Polygonum convolvulus L. - Black Bindweed

Polygonum convolvulus plant

Family - Polygonaceae

Stems - Twining, herbaceous, to +1m long, angled or ribbed, retrorse strigose on angles and ribs, often reddish in strong sun, branching, multiple from base.

Leaves - Alternate, petiolate. Petioles with a deep adaxial groove, retrorse strigose, to +2cm long. Blades sagittate, acute to acuminate, entire, glabrous, strigillose on the margins, to +4cm long, +3cm broad.

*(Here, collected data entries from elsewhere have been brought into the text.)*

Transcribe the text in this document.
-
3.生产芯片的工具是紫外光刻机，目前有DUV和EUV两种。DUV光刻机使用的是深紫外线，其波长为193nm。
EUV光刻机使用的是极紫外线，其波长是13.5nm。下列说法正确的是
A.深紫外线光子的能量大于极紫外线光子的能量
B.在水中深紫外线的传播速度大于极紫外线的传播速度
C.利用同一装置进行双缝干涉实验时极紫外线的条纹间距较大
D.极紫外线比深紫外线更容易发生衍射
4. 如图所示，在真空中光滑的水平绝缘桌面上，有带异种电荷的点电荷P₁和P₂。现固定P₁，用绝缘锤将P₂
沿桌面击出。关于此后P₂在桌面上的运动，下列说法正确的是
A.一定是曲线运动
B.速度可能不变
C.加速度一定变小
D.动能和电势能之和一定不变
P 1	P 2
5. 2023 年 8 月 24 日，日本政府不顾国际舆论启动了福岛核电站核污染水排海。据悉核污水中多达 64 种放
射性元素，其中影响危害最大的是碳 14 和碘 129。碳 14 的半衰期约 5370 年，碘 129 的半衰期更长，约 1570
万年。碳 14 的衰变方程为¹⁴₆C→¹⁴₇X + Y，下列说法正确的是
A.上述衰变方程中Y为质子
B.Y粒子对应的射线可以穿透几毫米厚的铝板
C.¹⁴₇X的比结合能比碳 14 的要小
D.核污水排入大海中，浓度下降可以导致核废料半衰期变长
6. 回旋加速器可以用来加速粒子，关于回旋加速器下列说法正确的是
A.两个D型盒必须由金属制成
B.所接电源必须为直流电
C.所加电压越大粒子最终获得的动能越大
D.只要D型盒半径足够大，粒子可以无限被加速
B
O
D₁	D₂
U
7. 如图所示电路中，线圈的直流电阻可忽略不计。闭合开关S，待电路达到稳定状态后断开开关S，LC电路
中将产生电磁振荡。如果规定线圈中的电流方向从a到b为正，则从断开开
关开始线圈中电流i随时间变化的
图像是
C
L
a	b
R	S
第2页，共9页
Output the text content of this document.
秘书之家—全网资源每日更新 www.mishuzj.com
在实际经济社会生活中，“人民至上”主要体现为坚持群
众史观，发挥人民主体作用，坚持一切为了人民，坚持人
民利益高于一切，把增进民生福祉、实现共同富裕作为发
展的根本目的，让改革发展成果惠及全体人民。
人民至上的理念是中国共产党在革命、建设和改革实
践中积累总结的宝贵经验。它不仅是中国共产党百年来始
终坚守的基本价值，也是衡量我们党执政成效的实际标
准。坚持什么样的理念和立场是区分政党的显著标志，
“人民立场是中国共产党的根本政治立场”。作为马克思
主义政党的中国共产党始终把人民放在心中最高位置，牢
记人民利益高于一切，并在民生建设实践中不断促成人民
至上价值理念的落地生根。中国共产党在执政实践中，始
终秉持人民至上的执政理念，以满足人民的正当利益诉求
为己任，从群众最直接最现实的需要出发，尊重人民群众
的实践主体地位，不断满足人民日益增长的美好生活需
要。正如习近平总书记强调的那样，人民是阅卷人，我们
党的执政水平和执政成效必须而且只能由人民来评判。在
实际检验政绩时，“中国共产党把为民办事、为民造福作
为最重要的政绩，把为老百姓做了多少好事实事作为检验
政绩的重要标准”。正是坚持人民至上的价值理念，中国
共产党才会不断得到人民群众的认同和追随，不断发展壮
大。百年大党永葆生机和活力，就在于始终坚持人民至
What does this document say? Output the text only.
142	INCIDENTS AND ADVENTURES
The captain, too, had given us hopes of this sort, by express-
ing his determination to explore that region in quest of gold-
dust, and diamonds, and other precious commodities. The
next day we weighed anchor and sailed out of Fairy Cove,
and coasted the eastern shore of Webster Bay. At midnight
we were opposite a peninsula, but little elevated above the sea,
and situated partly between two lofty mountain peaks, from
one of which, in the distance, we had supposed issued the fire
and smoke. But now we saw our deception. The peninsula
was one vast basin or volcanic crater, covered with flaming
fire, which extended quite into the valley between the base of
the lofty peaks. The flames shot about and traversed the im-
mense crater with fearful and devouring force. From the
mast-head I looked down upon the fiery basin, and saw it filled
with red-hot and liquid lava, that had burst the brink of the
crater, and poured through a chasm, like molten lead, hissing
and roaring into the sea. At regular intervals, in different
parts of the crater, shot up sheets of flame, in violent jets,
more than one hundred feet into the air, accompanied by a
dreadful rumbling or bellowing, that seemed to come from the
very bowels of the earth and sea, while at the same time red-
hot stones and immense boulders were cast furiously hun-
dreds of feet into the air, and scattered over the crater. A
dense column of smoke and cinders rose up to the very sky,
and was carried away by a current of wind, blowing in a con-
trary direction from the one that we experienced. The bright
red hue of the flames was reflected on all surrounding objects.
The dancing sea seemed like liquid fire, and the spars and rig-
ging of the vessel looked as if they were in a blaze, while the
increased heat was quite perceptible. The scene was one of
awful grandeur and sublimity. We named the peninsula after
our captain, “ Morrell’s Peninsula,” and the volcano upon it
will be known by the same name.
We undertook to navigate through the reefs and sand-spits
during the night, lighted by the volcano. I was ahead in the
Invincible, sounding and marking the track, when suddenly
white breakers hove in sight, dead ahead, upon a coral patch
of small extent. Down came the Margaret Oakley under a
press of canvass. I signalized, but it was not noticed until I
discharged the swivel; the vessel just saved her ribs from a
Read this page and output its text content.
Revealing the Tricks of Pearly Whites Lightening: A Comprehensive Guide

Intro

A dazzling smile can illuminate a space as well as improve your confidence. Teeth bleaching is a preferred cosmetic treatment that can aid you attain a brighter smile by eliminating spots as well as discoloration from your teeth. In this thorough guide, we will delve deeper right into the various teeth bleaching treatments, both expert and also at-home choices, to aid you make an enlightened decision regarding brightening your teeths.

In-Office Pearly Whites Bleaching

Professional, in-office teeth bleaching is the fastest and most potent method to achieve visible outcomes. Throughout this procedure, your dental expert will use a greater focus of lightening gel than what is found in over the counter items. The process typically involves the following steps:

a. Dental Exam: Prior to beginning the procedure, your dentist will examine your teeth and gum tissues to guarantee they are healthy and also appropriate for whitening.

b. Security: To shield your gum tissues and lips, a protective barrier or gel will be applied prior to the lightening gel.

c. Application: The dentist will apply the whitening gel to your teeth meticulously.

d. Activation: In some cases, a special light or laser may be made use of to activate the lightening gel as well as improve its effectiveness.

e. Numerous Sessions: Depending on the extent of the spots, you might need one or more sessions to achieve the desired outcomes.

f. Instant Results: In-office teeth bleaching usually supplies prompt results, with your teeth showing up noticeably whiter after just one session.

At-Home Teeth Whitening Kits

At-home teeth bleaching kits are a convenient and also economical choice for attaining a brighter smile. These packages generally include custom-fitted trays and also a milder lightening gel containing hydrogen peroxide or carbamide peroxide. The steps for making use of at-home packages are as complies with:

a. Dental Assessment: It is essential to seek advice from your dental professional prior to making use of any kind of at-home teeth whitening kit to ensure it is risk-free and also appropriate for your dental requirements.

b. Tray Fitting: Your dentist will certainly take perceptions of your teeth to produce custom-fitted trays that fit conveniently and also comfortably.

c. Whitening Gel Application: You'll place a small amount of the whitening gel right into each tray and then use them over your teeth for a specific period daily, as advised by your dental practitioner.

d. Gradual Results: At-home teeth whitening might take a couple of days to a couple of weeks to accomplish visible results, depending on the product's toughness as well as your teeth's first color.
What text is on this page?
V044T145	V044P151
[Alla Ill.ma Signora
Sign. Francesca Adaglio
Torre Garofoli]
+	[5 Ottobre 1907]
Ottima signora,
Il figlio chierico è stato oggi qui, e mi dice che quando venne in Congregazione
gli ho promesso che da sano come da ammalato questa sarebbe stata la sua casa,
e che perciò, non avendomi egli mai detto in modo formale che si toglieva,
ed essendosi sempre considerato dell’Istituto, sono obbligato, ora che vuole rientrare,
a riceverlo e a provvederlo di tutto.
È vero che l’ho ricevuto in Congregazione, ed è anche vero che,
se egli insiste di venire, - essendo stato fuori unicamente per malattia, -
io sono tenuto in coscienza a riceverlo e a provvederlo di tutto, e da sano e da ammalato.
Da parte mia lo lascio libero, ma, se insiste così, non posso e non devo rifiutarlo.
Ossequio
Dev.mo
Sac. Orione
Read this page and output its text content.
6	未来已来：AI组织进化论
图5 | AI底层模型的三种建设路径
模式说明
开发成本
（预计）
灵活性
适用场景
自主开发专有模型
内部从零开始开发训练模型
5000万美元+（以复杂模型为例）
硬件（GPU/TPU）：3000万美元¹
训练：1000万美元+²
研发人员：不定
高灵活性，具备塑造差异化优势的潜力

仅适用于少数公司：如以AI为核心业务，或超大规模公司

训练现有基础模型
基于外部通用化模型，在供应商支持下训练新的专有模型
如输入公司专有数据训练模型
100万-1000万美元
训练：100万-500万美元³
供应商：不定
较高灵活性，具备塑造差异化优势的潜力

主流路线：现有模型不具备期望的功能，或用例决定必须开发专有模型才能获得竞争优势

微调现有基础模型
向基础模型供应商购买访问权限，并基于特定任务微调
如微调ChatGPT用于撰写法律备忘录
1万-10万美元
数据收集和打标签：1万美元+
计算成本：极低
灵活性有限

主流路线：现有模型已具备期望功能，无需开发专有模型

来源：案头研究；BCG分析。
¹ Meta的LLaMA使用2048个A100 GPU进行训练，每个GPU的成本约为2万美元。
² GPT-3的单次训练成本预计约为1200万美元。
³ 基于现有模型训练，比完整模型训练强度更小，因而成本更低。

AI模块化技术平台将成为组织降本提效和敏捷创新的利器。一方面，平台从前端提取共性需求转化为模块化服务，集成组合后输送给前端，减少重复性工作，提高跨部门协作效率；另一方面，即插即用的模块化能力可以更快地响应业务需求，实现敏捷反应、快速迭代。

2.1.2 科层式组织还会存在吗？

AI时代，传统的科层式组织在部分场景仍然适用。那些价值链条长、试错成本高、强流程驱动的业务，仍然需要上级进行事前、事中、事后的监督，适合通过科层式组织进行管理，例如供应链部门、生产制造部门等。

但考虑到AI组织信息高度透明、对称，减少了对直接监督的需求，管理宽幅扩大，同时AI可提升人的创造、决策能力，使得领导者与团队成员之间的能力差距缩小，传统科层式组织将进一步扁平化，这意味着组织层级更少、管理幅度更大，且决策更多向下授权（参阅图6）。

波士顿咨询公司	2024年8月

Polygonum convolvulus leaves

Inflorescence - Axillary and terminal flowers. Axillary flowers typically single or paired. Terminal flowers in bracteate racemes, in whorls of 4 at each node of the raceme, often subtended by reduced foliaceous bracts. Axis of racemes retrorse strigillose. Pedicels reddish in strong sun, 1-2mm long, mostly glabrous.

Polygonum convolvulus inflorescence

Flowers - Perianth greenish and often with whitish or pinkish apical margins, quickly expanding in size to 4mm long (1-2mm in flower). Stamens 6-8. Anthers pinkish, bilobed, .3mm broad. Filaments short, white, glabrous, .5mm long. Ovary superior, green, glabrous, 3-angled, .7mm long in flower. Style short, green, glabrous, .1mm long. Stigma green, capitate, .1-.2mm broad. Seeds dull black but shiny on the angles, 3-angled, to 3mm long.

Polygonum convolvulus flowersFlowers.

Polygonum convolvulus seedsSeeds.

Flowering - May - September.

Habitat - Waste ground, disturbed sites, open woods, roadsides, railroads.

Origin - Native to Europe.

Other info. - This species can be found throughout Missouri and is becoming more common. It spreads very quickly.
The leaves and habit of the plant resembles those of the genus Convolvulus, hence the species epithet.
Steyermark wrote that natives used to grind the seeds and make flour.

Photographs taken off Hwy H, Shannon County, MO., 7-18-03.